LevelUp's current hardware is a standalone device with its own QR code scanner. Because it is meant to be used with the merchant's point of sale terminal, it isn't prone to the issues its smartphone-based approach had.

"When a merchant’s POS is integrated with LevelUp, the merchant uses a LevelUp-branded 2D barcode scanner to accept transactions rather than a LevelUp dock," Valentine says. "The 2D barcode scanner plugs right into the merchant’s existing POS, so it doesn’t require a separate power source or an Internet connection to work, eliminating the problems that I mentioned earlier."

The other major issue LevelUp needs to address is how its payment system is marketed through merchants.

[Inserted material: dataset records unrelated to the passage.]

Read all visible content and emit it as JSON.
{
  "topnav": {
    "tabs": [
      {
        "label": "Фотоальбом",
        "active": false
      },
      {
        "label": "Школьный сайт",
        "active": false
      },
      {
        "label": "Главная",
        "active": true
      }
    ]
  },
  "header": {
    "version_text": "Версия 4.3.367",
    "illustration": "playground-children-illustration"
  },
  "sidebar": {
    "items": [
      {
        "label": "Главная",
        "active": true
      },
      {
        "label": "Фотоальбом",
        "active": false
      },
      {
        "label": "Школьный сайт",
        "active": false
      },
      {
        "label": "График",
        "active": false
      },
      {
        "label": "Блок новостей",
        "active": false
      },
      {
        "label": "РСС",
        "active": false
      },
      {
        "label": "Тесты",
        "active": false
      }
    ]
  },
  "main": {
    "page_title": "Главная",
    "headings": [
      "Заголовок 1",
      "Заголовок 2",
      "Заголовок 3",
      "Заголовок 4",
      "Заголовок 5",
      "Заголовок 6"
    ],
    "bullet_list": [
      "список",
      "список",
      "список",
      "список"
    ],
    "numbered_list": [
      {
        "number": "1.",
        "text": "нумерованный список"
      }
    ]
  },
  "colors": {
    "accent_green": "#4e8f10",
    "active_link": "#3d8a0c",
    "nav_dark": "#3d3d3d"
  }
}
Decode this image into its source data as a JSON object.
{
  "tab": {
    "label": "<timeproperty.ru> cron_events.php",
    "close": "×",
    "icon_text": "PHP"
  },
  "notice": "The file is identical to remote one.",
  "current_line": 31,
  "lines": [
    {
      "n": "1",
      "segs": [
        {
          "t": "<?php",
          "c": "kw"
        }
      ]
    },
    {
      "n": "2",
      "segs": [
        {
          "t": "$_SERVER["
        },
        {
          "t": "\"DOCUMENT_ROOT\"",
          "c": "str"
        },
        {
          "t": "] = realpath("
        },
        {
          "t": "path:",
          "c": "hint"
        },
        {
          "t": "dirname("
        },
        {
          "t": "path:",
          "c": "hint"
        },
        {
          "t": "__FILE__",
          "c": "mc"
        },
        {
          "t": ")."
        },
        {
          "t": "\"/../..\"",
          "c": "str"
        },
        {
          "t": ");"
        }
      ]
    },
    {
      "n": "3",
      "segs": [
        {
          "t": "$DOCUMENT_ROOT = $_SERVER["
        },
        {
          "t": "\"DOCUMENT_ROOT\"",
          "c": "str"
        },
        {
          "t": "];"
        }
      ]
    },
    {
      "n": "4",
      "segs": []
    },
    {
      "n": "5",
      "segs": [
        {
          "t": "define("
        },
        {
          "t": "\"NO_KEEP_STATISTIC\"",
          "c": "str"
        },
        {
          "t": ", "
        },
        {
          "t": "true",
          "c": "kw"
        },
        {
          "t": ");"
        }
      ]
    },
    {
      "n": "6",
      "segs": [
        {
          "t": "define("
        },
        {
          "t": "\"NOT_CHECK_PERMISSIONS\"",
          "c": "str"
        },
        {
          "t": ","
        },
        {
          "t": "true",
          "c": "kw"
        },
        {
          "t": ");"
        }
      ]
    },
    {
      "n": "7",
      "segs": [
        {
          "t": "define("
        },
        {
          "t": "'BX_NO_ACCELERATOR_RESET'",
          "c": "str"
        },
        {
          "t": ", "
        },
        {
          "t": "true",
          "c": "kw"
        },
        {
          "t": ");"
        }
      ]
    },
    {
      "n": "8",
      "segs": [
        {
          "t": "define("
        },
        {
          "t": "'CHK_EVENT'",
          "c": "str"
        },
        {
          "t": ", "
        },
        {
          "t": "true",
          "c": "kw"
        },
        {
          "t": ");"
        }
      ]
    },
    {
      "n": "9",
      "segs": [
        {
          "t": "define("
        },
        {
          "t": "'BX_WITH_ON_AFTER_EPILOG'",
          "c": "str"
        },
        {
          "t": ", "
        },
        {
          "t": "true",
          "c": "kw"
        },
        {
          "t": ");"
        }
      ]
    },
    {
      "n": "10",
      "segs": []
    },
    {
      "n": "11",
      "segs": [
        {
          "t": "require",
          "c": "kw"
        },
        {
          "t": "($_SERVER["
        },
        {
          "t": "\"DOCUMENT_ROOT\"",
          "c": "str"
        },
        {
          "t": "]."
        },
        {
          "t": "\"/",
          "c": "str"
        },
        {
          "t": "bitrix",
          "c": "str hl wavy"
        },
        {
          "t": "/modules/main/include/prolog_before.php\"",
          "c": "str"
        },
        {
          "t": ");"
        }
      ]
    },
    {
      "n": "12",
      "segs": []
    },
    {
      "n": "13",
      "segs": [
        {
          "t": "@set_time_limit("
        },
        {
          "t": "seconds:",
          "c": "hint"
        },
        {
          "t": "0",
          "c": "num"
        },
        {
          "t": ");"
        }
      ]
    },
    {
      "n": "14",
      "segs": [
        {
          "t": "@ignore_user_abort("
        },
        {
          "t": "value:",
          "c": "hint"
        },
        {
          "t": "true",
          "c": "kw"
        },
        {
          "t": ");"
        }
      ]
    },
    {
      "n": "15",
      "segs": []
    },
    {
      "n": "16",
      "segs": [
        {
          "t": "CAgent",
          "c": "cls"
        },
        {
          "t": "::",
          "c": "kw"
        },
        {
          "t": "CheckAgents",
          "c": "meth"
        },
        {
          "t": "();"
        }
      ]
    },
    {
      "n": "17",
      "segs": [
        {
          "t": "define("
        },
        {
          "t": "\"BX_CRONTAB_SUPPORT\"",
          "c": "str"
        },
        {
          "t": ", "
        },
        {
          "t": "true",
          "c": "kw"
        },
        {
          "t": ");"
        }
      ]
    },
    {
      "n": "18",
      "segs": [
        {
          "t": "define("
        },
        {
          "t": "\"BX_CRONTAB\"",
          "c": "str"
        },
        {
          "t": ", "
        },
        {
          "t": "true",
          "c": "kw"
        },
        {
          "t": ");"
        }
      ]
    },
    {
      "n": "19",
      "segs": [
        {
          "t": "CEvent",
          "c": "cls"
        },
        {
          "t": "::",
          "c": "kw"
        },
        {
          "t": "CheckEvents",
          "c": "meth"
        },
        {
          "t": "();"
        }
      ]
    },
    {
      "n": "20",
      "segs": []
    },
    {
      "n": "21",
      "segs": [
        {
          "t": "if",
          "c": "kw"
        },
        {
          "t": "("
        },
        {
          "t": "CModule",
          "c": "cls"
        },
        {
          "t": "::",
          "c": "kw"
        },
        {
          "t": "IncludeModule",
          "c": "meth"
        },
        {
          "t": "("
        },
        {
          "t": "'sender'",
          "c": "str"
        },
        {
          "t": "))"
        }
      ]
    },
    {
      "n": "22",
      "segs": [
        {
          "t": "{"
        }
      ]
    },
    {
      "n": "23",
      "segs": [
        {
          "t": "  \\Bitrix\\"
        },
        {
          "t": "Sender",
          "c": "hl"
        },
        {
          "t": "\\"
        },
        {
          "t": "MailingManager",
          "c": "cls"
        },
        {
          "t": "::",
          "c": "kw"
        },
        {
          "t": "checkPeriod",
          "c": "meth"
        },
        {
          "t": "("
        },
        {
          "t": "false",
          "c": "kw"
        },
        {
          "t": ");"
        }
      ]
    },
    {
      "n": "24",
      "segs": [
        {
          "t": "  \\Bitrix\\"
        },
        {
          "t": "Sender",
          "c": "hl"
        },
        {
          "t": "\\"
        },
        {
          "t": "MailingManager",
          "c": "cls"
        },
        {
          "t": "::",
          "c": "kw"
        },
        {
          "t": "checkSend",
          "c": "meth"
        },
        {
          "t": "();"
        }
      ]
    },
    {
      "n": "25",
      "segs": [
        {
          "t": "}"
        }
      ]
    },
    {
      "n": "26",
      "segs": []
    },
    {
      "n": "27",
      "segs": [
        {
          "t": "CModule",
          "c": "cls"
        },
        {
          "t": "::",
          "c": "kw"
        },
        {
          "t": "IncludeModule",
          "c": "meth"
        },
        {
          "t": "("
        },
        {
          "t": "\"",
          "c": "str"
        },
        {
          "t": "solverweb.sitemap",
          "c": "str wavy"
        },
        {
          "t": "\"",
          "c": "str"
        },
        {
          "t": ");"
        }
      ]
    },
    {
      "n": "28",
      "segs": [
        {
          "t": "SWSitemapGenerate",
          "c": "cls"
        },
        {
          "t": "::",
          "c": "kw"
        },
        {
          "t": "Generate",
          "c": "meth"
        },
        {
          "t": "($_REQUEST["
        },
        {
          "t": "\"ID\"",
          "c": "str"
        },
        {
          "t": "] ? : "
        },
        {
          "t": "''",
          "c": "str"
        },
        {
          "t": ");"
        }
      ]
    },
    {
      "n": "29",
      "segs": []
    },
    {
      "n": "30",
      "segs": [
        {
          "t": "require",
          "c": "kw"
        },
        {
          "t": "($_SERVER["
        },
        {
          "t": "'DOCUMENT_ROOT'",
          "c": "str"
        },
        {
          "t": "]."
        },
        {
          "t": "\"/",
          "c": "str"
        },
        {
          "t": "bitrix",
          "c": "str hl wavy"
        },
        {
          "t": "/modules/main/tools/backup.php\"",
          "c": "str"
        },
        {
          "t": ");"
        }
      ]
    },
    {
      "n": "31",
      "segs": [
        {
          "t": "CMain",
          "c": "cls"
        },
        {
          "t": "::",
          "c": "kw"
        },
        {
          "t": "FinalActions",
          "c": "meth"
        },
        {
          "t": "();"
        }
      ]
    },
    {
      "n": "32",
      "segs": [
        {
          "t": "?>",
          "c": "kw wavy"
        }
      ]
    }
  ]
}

Most consumers today use a LevelUp-branded app, but many merchants would prefer consumers use their own app.

“If you’re a brand you want to control the experience,” Valentine says. To this end, LevelUp is promoting its white-label app, which will be used by several more merchants over the next few months, he says.

In February, sweetgreen, an organic salad shop, started using a white-label app powered by LevelUp as its rewards program.

The sweetgreen rewards app lets customers quickly and easily pay with their smartphones while unlocking loyalty rewards. Rewards dollars earned can be used at any of sweetgreen’s 17 locations. And 1% of each purchase goes to a local charity that promotes healthy eating in schools.

Since the app was launched about three months ago, one in five customers began using the rewards app.

“The first day [sweetgreen] had hundreds of transactions and a huge buzz going about the rewards app,” Valentine says.

The rewards app represents 18% of the total transaction volume, which ranks above MasterCard and American Express, says sweetgreen in a press release.

The Washington, D.C.-based restaurant also participated in LevelUp’s “credit card diet” in February, eliminating the use of plastic cards for a day and instead setting customers up with the LevelUp-powered app.

“They’re taking the power of LevelUp and all the tools we provide and putting it behind a beautiful brand they’ve built up over the years," Valentine says.

Sweetgreen customers seem happy with the app. Both the iPhone and Android apps are ranked at between four and five stars in the Apple and Google app stores. And referrals accounted for 12% of sweetgreen rewards users, sweetgreen says.

The app also sped up lines at the salad shop. The rewards app is four seconds faster than cards and 20 seconds faster than cash, says the release.

Sweetgreen declined to provide further details about its experience with the app.

Because of the success of the sweetgreen rewards app, the “white-label custom-built app strategy is very much front and center for us,” Valentine says.